Brand Finance is the leading independent, international consulting firm in brand valuation and strategy, with offices in 20 countries. We create bridges between the areas of marketing and finance. We provide clarity to marketers, brand owners and investors, when quantifying the financial value of a brand. For our experience in strategy; branding; market research; Visual identity; finance; tax aspects and intellectual property, at Brand Finance we support the client to make the right decisions that optimize the value of a brand and of the entire company by building bridges between marketing and finance.

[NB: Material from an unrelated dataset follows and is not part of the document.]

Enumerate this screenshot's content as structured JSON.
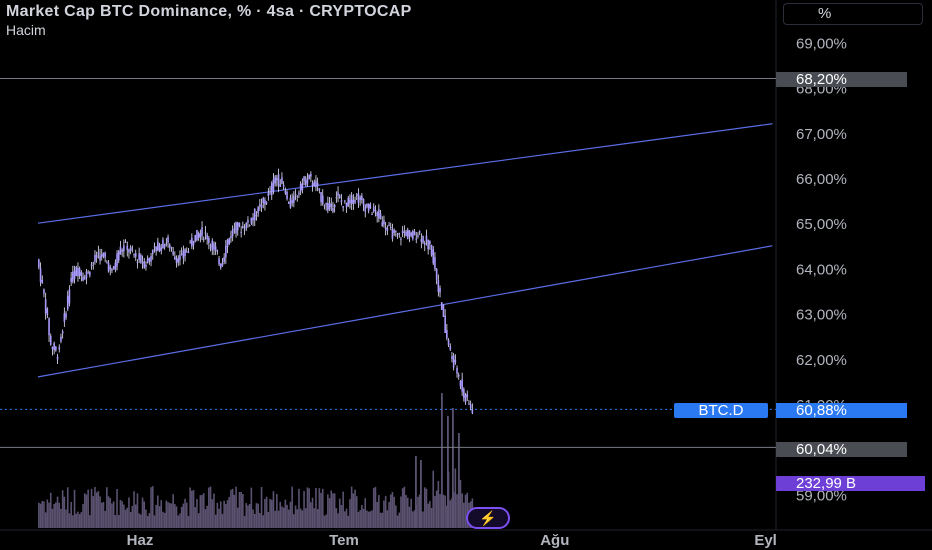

Every year, the independent brand valuation consultancy Brand Finance values ​​the most important brands in the world.

The brand value equivalent to the net economic benefit the owner of a brand get from llegarla to license on the open market. On the other hand, brand strength refers to how the brand performs on intangible measures compared to its competition. More details on the methodology and terminology, as well as the definitions of terms can be found on our Brand Finance website .

Brand Finance collaborated in the development of the international standard on financial valuation of brands, ISO 10668, as well as in the recently approved standard on brand assessment, ISO 20671. Brand Finance is under the ICAEW regulations as a public accounting firm and is the first consulting firm in brand valuation to be part of the international committee on valuation standards, IVSC.

The Brand Finance methodology used in the preparation of the annual rankings of the most valuable and strongest brands in the world, is certified by the North American Council, Marketing Accountability Standards Board (MASB) and complies with the Marketing Metric Audit Protocol ( MMAP) of the organization.